The launch looked to be in danger after a line of storms strafed Central Florida, bringing severe weather into Brevard County.

SpaceX scheduled its initial launch attempt at 9:56 a.m. before moving to a successful second target of 11:35 a.m. after the storms cleared. It was the company’s 30th mission of 2023 from the Space Coast.

The first-stage booster, flying for the ninth time, landed on the company’s droneship A Shortfall of Gravitas downrange in the Atlantic.

Elon Musk’s company has now flown 30 of the 32 launches from the Space Coast with just the early Thursday launch of ULA’s Delta IV Heavy for the National Reconnaissance Office and a March liftoff of Relativity Space’s 3D-printed Terran 1 as the only other rocket action from Florida.

In addition, SpaceX has flown 13 times from Vandenberg Space Force Base in California as well as the test launch attempt of its in-development Starship and Super Heavy from its Boca Chica, Texas, launch facility Starbase.

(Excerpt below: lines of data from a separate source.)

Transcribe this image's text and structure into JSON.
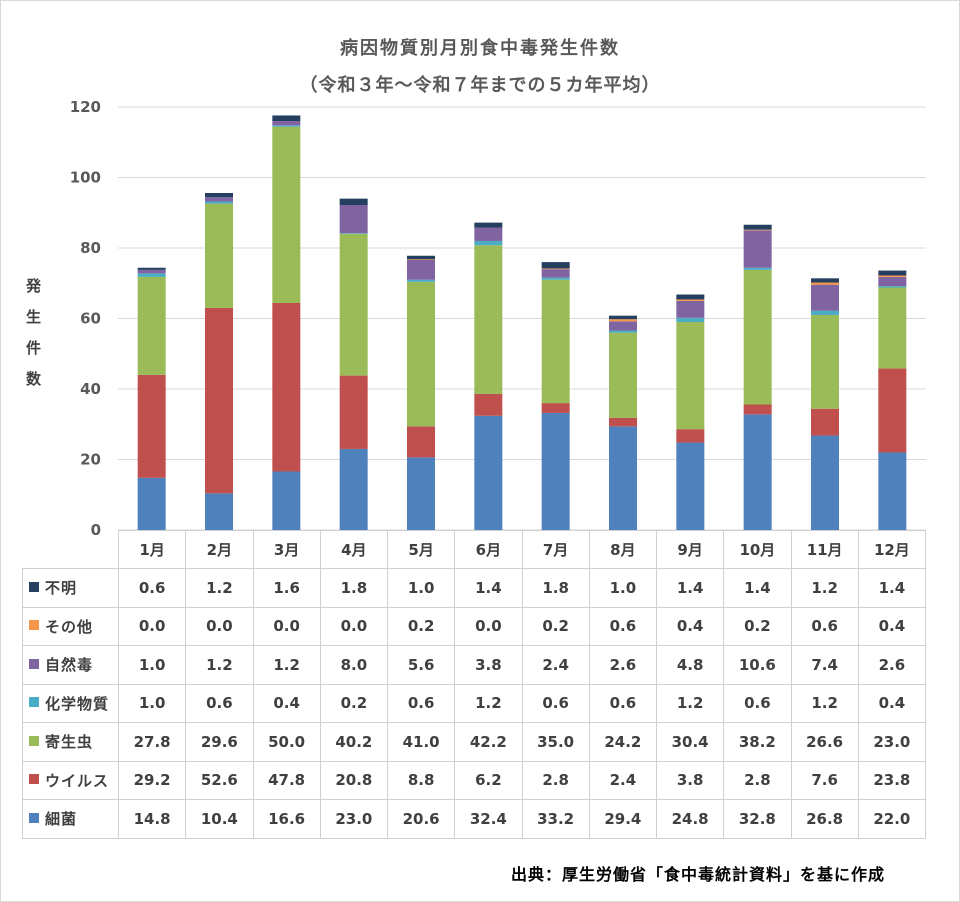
{
  "chart_data": {
    "type": "bar",
    "stacked": true,
    "title": "病因物質別月別食中毒発生件数",
    "subtitle": "（令和３年～令和７年までの５カ年平均）",
    "xlabel": "",
    "ylabel": "発生件数",
    "ylim": [
      0,
      120
    ],
    "yticks": [
      0,
      20,
      40,
      60,
      80,
      100,
      120
    ],
    "grid": true,
    "legend": "table-left",
    "categories": [
      "1月",
      "2月",
      "3月",
      "4月",
      "5月",
      "6月",
      "7月",
      "8月",
      "9月",
      "10月",
      "11月",
      "12月"
    ],
    "series": [
      {
        "name": "細菌",
        "color": "#4F81BD",
        "values": [
          14.8,
          10.4,
          16.6,
          23.0,
          20.6,
          32.4,
          33.2,
          29.4,
          24.8,
          32.8,
          26.8,
          22.0
        ],
        "value_labels": [
          "14.8",
          "10.4",
          "16.6",
          "23.0",
          "20.6",
          "32.4",
          "33.2",
          "29.4",
          "24.8",
          "32.8",
          "26.8",
          "22.0"
        ]
      },
      {
        "name": "ウイルス",
        "color": "#C0504D",
        "values": [
          29.2,
          52.6,
          47.8,
          20.8,
          8.8,
          6.2,
          2.8,
          2.4,
          3.8,
          2.8,
          7.6,
          23.8
        ],
        "value_labels": [
          "29.2",
          "52.6",
          "47.8",
          "20.8",
          "8.8",
          "6.2",
          "2.8",
          "2.4",
          "3.8",
          "2.8",
          "7.6",
          "23.8"
        ]
      },
      {
        "name": "寄生虫",
        "color": "#9BBB59",
        "values": [
          27.8,
          29.6,
          50.0,
          40.2,
          41.0,
          42.2,
          35.0,
          24.2,
          30.4,
          38.2,
          26.6,
          23.0
        ],
        "value_labels": [
          "27.8",
          "29.6",
          "50.0",
          "40.2",
          "41.0",
          "42.2",
          "35.0",
          "24.2",
          "30.4",
          "38.2",
          "26.6",
          "23.0"
        ]
      },
      {
        "name": "化学物質",
        "color": "#4BACC6",
        "values": [
          1.0,
          0.6,
          0.4,
          0.2,
          0.6,
          1.2,
          0.6,
          0.6,
          1.2,
          0.6,
          1.2,
          0.4
        ],
        "value_labels": [
          "1.0",
          "0.6",
          "0.4",
          "0.2",
          "0.6",
          "1.2",
          "0.6",
          "0.6",
          "1.2",
          "0.6",
          "1.2",
          "0.4"
        ]
      },
      {
        "name": "自然毒",
        "color": "#8064A2",
        "values": [
          1.0,
          1.2,
          1.2,
          8.0,
          5.6,
          3.8,
          2.4,
          2.6,
          4.8,
          10.6,
          7.4,
          2.6
        ],
        "value_labels": [
          "1.0",
          "1.2",
          "1.2",
          "8.0",
          "5.6",
          "3.8",
          "2.4",
          "2.6",
          "4.8",
          "10.6",
          "7.4",
          "2.6"
        ]
      },
      {
        "name": "その他",
        "color": "#F79646",
        "values": [
          0.0,
          0.0,
          0.0,
          0.0,
          0.2,
          0.0,
          0.2,
          0.6,
          0.4,
          0.2,
          0.6,
          0.4
        ],
        "value_labels": [
          "0.0",
          "0.0",
          "0.0",
          "0.0",
          "0.2",
          "0.0",
          "0.2",
          "0.6",
          "0.4",
          "0.2",
          "0.6",
          "0.4"
        ]
      },
      {
        "name": "不明",
        "color": "#243F60",
        "values": [
          0.6,
          1.2,
          1.6,
          1.8,
          1.0,
          1.4,
          1.8,
          1.0,
          1.4,
          1.4,
          1.2,
          1.4
        ],
        "value_labels": [
          "0.6",
          "1.2",
          "1.6",
          "1.8",
          "1.0",
          "1.4",
          "1.8",
          "1.0",
          "1.4",
          "1.4",
          "1.2",
          "1.4"
        ]
      }
    ]
  },
  "source": "出典：厚生労働省「食中毒統計資料」を基に作成"
}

Musk has said the company could execute as many as 100 launches among all of its facilities by the end of the year.

With this mission, SpaceX has managed 43 orbital launches not including Starship. Among those are the year’s only U.S.-based crewed flights — two from Kennedy Space Center — as well as a pair of its powerhouse Falcon Heavy launches also from KSC.

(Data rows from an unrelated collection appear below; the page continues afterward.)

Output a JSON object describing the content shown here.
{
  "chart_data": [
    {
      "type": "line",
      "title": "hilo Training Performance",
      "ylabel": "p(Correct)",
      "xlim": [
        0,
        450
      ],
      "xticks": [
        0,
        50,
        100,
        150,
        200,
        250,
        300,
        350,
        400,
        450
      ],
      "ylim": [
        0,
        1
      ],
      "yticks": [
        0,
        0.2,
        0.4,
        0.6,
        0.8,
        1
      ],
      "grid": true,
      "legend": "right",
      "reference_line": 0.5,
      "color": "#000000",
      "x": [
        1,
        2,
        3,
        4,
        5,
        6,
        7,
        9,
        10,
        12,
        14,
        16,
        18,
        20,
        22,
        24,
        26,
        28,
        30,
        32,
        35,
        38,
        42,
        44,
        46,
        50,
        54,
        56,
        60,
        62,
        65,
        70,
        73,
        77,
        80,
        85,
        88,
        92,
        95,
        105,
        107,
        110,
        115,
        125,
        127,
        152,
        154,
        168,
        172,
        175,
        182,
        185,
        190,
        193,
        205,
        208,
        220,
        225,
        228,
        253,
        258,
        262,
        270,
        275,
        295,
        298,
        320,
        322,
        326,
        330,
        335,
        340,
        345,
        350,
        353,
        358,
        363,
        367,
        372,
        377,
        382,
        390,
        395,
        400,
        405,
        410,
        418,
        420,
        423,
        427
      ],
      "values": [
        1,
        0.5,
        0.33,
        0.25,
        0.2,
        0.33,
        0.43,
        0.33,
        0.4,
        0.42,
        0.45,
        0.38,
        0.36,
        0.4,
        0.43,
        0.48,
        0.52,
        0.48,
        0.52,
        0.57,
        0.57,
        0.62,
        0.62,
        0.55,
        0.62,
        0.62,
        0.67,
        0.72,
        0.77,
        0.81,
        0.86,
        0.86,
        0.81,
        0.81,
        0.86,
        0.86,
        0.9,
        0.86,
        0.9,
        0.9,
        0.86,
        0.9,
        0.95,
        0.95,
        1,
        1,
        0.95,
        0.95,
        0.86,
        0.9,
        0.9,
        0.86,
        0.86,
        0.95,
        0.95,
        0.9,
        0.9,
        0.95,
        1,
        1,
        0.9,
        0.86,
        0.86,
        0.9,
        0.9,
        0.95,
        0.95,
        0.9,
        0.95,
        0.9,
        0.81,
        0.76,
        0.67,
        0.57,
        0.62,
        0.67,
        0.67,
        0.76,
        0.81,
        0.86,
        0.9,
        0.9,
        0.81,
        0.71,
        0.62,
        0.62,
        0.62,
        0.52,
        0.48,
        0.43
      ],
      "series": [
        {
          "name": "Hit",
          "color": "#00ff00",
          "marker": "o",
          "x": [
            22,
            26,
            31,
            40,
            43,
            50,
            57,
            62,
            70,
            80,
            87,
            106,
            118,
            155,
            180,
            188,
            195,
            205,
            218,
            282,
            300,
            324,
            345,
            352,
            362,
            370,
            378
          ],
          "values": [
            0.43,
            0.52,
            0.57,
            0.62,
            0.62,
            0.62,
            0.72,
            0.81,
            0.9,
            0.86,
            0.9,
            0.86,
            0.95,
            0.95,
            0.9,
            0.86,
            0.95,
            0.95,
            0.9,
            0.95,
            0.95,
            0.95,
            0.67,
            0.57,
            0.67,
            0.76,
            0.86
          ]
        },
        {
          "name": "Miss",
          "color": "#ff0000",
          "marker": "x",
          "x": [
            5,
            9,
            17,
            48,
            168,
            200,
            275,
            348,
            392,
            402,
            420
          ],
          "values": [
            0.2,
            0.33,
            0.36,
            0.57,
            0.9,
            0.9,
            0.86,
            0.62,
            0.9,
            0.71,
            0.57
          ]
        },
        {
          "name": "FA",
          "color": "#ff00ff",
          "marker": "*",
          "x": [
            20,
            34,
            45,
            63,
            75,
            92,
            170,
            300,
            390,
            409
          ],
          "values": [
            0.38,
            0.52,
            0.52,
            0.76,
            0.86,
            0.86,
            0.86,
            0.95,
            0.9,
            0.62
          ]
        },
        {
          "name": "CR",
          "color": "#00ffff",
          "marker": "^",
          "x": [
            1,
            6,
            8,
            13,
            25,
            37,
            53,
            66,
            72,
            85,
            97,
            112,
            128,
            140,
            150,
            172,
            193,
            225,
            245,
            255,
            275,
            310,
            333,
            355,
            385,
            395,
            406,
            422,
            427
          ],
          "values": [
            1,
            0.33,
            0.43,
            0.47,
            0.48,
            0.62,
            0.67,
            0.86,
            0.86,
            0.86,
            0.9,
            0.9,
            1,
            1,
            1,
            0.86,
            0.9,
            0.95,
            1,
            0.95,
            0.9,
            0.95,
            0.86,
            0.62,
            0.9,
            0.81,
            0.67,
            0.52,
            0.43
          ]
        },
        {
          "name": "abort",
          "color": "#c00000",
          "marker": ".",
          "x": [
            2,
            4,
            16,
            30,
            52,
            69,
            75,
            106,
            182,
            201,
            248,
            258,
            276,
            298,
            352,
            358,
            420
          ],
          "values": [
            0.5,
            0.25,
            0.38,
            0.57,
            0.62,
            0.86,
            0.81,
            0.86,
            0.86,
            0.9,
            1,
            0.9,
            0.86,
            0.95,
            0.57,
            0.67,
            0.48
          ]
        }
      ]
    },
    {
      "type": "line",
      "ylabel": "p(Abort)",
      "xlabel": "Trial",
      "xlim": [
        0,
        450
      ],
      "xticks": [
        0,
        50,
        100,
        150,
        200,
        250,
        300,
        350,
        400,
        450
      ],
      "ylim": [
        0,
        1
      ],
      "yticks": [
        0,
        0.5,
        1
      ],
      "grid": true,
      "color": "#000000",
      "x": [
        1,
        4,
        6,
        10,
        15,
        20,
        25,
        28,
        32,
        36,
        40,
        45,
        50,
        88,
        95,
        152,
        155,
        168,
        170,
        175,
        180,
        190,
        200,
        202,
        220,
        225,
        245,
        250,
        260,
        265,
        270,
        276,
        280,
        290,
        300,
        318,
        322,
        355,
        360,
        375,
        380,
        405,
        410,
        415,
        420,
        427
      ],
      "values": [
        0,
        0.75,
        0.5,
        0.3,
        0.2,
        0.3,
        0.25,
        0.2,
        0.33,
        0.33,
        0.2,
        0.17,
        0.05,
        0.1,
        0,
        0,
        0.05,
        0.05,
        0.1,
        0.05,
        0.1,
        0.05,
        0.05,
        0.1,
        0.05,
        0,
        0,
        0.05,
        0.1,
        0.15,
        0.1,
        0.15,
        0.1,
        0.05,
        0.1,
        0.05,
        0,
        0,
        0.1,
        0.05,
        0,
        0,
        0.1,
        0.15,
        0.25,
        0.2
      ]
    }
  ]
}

It has at least two more crewed flights planned for 2023 including Crew-7 for NASA in mid-August and the Polaris Dawn flight for billionaire Jared Isaacman now slated for the fourth quarter of the year. Spectacle-wise, it also has three more planned launches of Falcon Heavy including the October mission to launch NASA’s Psyche probe to explore an asteroid of the same name.

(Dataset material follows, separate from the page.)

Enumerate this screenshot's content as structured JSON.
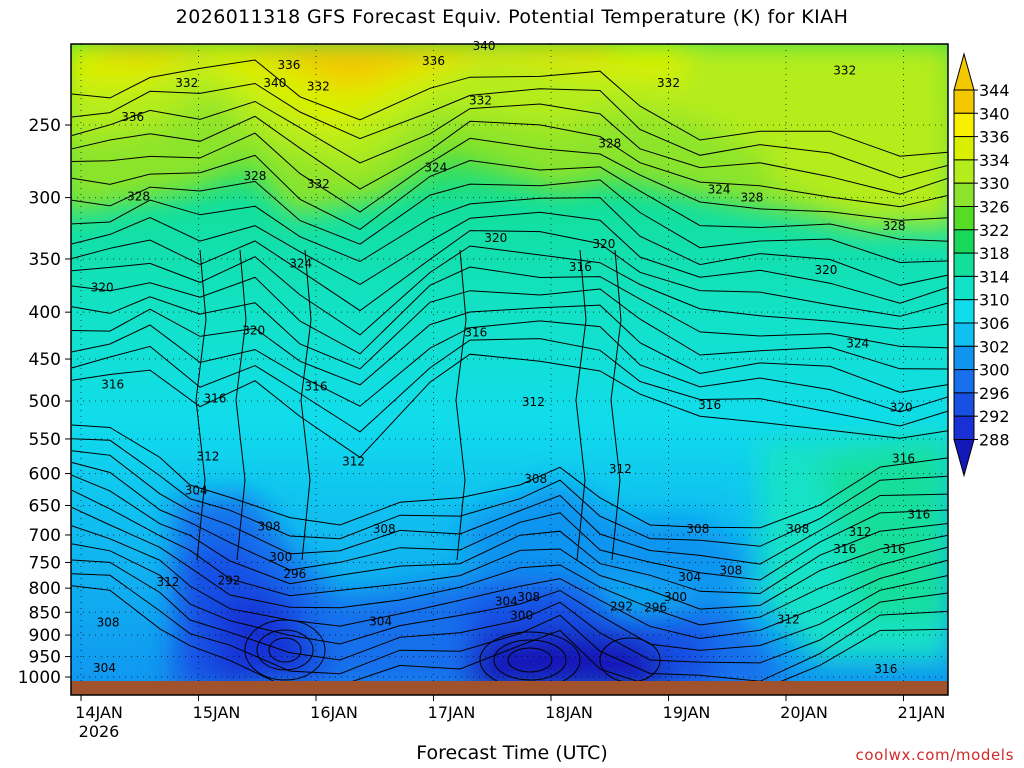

Those flights are on top of a regular cadence of Starlink and other satellite launches while also pursuing the next test flight of Starship from Texas.

ULA meanwhile has faced delays on several of its planned launches for the year so the NROL-68 flight on the second-to-last ever Delta IV Heavy marked its first launch in more than six months, and first from the Space Coast since October 2022.

The crewed flight of Boeing’s CST-100 Starliner on a ULA Atlas V was recently delayed from a planned July liftoff that now won’t get an opportunity to fly until at least November. Meanwhile ULA’s new Vulcan Centaur rocket awaits the results of an investigation into a fireball incident that damaged ULA’s testing facilities in Alabama before it will let it fly for the first time.

The replacement rocket for both Atlas and Delta, Vulcan Centaur has dozens of missions lined up in the next five years so that ULA managers expect to get to a pace of one launch every two weeks. Meanwhile, SpaceX is already this year approaching an average of two launches every week.